We’ve got two options to generate tokens for service accounts:

  1. The TokenRequest API allows us to generate service account tokens which expire after a defined amount of time. However, tokens which are manually created through the TokenRequest API (for example with kubectl create token) can’t be invalidated before they expire.

  2. [Non-expiring API tokens] are created by defining a secret of type kubernetes.io/service-account-token. As the name suggests, these tokens don’t expire.

The only way to permanently invalidate service account tokens (both non-expiring and time-bound) is to delete the service account. Creating a new service account with the same name in the same namespace doesn’t reactivate tokens associated with a previous service account, since the tokens contain the service account’s Kubernetes resource UID.

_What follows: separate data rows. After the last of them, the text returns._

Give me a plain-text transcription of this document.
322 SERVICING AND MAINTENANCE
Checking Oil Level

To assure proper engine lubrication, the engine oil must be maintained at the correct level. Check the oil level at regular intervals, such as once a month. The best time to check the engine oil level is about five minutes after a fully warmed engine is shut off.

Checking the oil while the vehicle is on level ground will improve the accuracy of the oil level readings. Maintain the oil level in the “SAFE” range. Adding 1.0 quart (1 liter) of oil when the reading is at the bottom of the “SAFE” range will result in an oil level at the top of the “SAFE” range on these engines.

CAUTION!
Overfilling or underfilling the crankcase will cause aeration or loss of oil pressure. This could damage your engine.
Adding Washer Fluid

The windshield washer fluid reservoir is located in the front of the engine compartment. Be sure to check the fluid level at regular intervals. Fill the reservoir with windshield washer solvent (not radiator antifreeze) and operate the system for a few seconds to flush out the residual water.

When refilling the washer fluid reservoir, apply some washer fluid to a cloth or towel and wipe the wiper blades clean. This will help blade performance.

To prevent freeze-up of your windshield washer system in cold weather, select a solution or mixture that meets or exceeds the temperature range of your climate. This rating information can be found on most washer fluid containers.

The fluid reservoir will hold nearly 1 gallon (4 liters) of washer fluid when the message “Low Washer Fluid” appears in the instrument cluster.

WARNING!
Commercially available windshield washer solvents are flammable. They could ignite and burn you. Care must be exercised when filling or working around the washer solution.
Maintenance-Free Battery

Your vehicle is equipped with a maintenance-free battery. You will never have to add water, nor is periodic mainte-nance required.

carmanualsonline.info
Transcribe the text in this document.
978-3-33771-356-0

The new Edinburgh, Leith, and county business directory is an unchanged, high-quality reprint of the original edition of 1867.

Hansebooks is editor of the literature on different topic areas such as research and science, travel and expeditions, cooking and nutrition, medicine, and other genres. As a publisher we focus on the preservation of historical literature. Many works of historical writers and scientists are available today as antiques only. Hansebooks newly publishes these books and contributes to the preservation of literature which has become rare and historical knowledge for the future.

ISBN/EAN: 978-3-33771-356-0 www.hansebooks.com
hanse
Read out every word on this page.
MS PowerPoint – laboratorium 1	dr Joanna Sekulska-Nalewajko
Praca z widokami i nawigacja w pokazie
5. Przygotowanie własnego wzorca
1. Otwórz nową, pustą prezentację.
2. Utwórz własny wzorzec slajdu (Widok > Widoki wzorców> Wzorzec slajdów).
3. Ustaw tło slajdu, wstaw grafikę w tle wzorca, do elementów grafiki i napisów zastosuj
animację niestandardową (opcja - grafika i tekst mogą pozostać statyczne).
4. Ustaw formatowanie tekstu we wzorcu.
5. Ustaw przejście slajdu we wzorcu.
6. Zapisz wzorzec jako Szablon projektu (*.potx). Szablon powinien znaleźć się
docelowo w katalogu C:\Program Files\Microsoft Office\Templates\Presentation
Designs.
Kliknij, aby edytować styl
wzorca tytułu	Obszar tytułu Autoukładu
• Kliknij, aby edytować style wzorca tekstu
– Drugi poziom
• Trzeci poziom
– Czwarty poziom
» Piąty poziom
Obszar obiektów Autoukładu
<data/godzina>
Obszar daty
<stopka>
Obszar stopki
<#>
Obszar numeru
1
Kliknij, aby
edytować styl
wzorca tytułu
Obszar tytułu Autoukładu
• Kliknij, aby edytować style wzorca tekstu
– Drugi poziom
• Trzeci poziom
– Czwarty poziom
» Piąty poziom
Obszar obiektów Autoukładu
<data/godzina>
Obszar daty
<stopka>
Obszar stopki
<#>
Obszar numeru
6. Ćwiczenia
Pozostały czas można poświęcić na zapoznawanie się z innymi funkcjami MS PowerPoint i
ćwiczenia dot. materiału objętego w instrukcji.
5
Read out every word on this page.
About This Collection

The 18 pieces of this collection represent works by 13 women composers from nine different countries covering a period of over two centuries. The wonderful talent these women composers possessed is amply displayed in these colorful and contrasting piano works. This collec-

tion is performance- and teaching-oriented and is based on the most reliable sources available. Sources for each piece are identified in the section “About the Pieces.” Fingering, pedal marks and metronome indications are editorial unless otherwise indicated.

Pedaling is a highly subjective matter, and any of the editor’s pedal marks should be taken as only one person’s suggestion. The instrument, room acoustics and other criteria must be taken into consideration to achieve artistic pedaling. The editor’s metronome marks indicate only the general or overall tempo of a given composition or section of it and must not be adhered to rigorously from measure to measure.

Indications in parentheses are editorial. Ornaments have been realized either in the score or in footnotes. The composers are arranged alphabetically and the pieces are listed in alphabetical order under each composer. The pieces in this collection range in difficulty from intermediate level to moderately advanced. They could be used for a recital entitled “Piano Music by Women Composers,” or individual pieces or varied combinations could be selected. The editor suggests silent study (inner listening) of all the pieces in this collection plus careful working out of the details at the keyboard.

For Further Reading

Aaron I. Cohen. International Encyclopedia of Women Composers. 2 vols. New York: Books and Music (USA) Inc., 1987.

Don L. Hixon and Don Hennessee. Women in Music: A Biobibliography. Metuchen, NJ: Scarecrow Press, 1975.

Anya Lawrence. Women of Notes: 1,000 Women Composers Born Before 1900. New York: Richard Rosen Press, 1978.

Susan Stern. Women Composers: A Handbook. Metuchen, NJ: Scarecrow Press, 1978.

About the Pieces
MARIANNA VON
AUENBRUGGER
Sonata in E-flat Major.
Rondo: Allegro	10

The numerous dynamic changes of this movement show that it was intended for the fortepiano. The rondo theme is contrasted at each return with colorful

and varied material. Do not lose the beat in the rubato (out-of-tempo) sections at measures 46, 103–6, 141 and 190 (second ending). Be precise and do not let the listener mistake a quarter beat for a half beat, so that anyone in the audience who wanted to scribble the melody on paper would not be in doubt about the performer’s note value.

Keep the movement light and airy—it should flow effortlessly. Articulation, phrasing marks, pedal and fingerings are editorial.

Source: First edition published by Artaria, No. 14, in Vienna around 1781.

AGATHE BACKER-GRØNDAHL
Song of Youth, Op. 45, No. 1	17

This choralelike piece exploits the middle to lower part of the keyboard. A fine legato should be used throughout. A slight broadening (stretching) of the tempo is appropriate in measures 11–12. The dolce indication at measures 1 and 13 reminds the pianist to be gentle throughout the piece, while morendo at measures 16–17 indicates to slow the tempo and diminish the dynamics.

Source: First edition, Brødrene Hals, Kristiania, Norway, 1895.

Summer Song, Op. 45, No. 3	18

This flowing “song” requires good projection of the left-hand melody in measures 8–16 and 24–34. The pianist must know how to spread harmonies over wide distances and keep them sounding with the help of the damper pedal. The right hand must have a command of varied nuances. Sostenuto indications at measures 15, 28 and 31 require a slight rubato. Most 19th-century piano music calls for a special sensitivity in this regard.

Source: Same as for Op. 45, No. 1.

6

The proposed approach for using service account tokens is to use the TokenRequest API to create short-lived API tokens to generate expiring admin credentials by default. Additionally, introduce a mechanism to force the tool to recreate the service account to invalidate any old tokens that might have leaked. That mechanism might be as simple as having the tool reconcile the service account and recreate it if it gets deleted.

Credential management

In this section, we outline some possible approaches for managing the admin credentials on each cluster.

Extend Steward to manage credentials and write them to Vault

We can extend Steward to manage and renew the credentials and store them in Vault.

This allows us to issue relatively short-lived credentials (on the order of days), which limits the attack surface presented by engineers accessing admin credentials in emergency situations.

Optionally, we can also extend Steward to render a full kubeconfig file based on the managed credentials and store that file in Vault in addition to the raw credentials. If we store a full kubeconfig file in Vault, we can document a single vault CLI command which fetches the emergency kubeconfig for a cluster.

Create a new custom controller which manages the credentials on the cluster and writes them to an external secrets store

Instead of extending Steward, we could also create a new controller which manages admin credentials and writes them to an external secrets store. This would provide some level of separation of concerns, since managing admin credentials isn’t necessarily part of the Project Syn bootstrap process. Additionally, having a separate tool allows us to have releases independent of the fairly complex Steward release process. Finally, this gives us some freedom, as we’re more decoupled from Project Syn and don’t necessarily need to write the credentials to the Project Syn Vault.

Manage credentials by hand

Another approach is to manage and renew the admin credentials by hand.

Decision

Use service account tokens generated through the TokenRequest API and implement a custom controller to manage the service account, cluster role binding and tokens.

Rationale

We’ve decided to use service account tokens generated through the TokenRequest API, since that’s the approach which needs the least amount of custom work. By using service account tokens, we’ve got a simple mechanism to revoke old access credentials (delete the service account). Additionally, we don’t need to manage a custom CA with this approach.

We’ve decided to implement a custom controller over extending Steward’s functionality for multiple reasons:

  • By implementing a separate controller, we aren’t bound to Steward’s release process to implement and improve the admin certificate management.

  • A separate controller can be tested and developed in isolation without having to worry about a locally executed Steward breaking a cluster’s Project Syn setup.

  • A tool like this may be useful outside Project Syn

  • By not closely coupling this tool with Steward, we keep our options open in regard to where we save the credentials (Vault or Passbolt). If this would be integrated with Steward, it would be almost mandatory to save the credentials in the Project Syn Vault.

Finally, by storing the credentials in an external service (such as Passbolt), we ensure that we don’t store the emergency access credentials on the system itself (for the cluster which hosts the Project Syn Vault).